Added to this sense of disappointment was the fact that I was still undergoing treatment for leukemia and was diagnosed with a side effect of chemotherapy, impairing my ability to walk. I had plans to join a South Asian dance troupe, but was relegated to a power scooter, bringing to the fore another aspect of the campus’s inadequacy: It was not really accessible at all. Suffice to say that I was having a miserable time, and had to withdraw from three courses due to a severe depressive episode. However, throughout the ordeal, my deans and the Academic Resource Center provided me with immense support.

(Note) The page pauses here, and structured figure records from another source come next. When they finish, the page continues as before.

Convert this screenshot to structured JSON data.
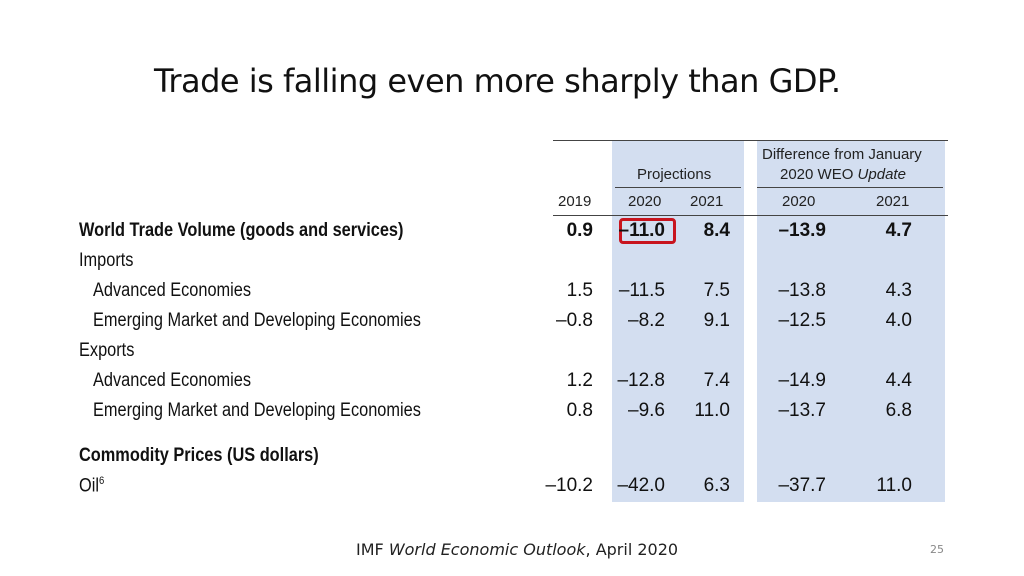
{
  "slide": {
    "title": "Trade is falling even more sharply than GDP.",
    "number": "25"
  },
  "source": {
    "prefix": "IMF ",
    "publication": "World Economic Outlook",
    "suffix": ", April 2020"
  },
  "table": {
    "group_headers": {
      "projections": "Projections",
      "difference_line1": "Difference from January",
      "difference_line2": "2020 WEO ",
      "difference_line2_italic": "Update"
    },
    "columns": [
      "2019",
      "2020",
      "2021",
      "2020",
      "2021"
    ],
    "rows": [
      {
        "label": "World Trade Volume (goods and services)",
        "values": [
          "0.9",
          "–11.0",
          "8.4",
          "–13.9",
          "4.7"
        ]
      },
      {
        "label": "Imports",
        "values": []
      },
      {
        "label": "Advanced Economies",
        "values": [
          "1.5",
          "–11.5",
          "7.5",
          "–13.8",
          "4.3"
        ]
      },
      {
        "label": "Emerging Market and Developing Economies",
        "values": [
          "–0.8",
          "–8.2",
          "9.1",
          "–12.5",
          "4.0"
        ]
      },
      {
        "label": "Exports",
        "values": []
      },
      {
        "label": "Advanced Economies",
        "values": [
          "1.2",
          "–12.8",
          "7.4",
          "–14.9",
          "4.4"
        ]
      },
      {
        "label": "Emerging Market and Developing Economies",
        "values": [
          "0.8",
          "–9.6",
          "11.0",
          "–13.7",
          "6.8"
        ]
      },
      {
        "label": "Commodity Prices (US dollars)",
        "values": []
      },
      {
        "label": "Oil",
        "label_sup": "6",
        "values": [
          "–10.2",
          "–42.0",
          "6.3",
          "–37.7",
          "11.0"
        ]
      }
    ]
  }
}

Things soon changed for the better. I focused on the two classes I was taking that semester — “British Poetry” with Duncan Wu and “Problem of God” with Ori Soltes — remarkable professors who convinced me the liberal arts were alive and well on campus, even if they were often occluded by other disciplines such as politics and international relations. I found friends through the literary magazine The Anthem, the Muslim Students Association, and the then-Interfaith Council. That Christmas, I got my knees operated on right here at Georgetown, and I was able to walk in the spring and able to take a full course load — I even danced at the Kennedy Center as part of Rangila.

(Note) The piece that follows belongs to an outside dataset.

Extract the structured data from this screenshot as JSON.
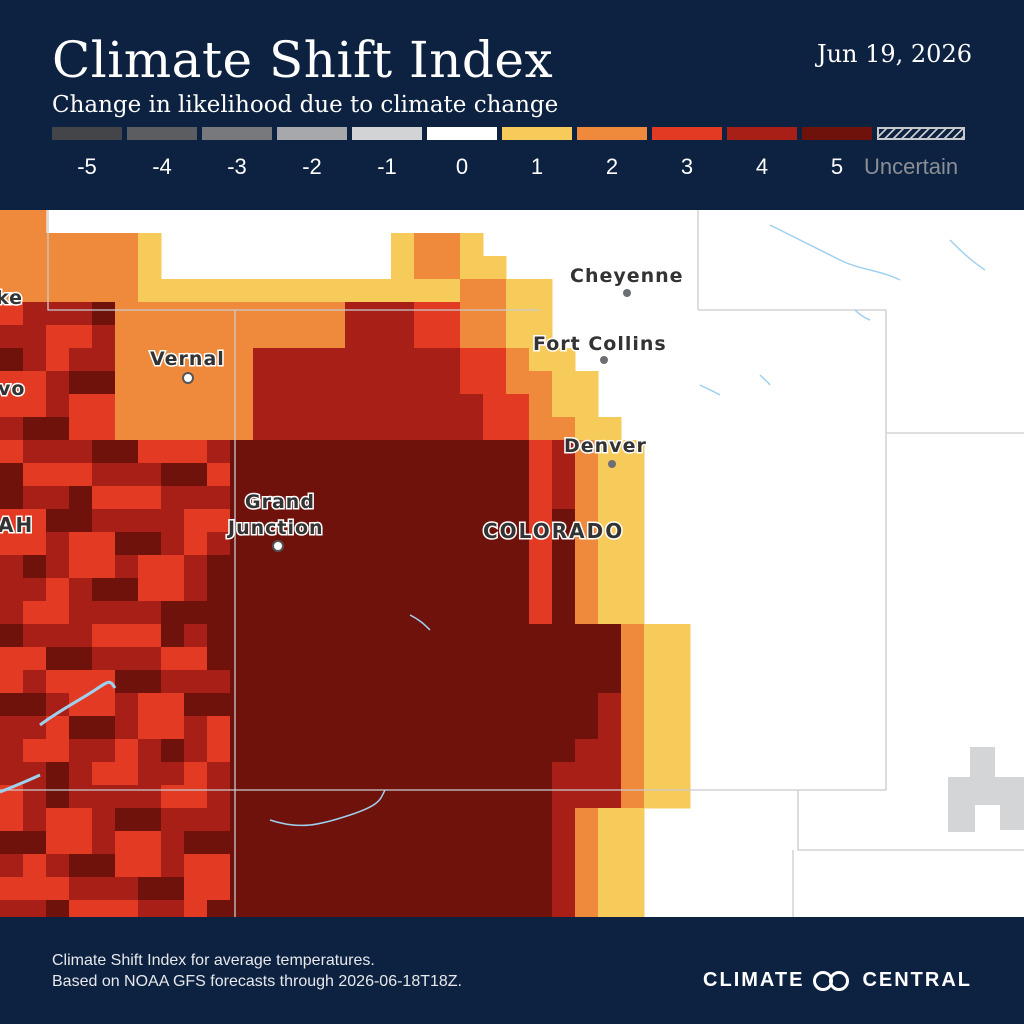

I was later accepted to the Carroll Fellows Initiative, a rigorous program dedicated to academic excellence and one of the most formative experiences during my time here. The program drove me to embrace the complexity of my circumstances and to combine my varied academic interests: medicine and literature. I declared a major in English and continued my pre-med coursework. My immersion in both science and the humanities has made me a better writer and thinker. I got to write an English honors thesis under the guidance of one of the most well-known poets writing today, Carolyn Forché, whose mentorship has been invaluable in my development as a poet and future physician and writer.
I want future graduates from Georgetown to find hope in my story. Even when the odds seem insurmountable, do not underestimate the power of the will and the compassion of friends and teachers. Georgetown might first strike you down then blow you to smithereens, but it will rebuild you into a smarter, more independent and more fearless version of your former self. Even when everybody around you may seem to tread paths already trod, Georgetown will give you the tools to fashion a unique niche for yourself.
We tend to sentimentalize our undergraduate years come graduation day, but we must not shy away from complexity, wearing both the good and the bad proudly like our gowns and chords and hats. To overcome the bad is part and parcel of growing up, and I have grown more during my four years at Georgetown than in my initial 19. Georgetown has raised me, pushed me to my limits and tested my resolve. But this campus has healed me as well.
Bassam Sidiki is a senior in the College.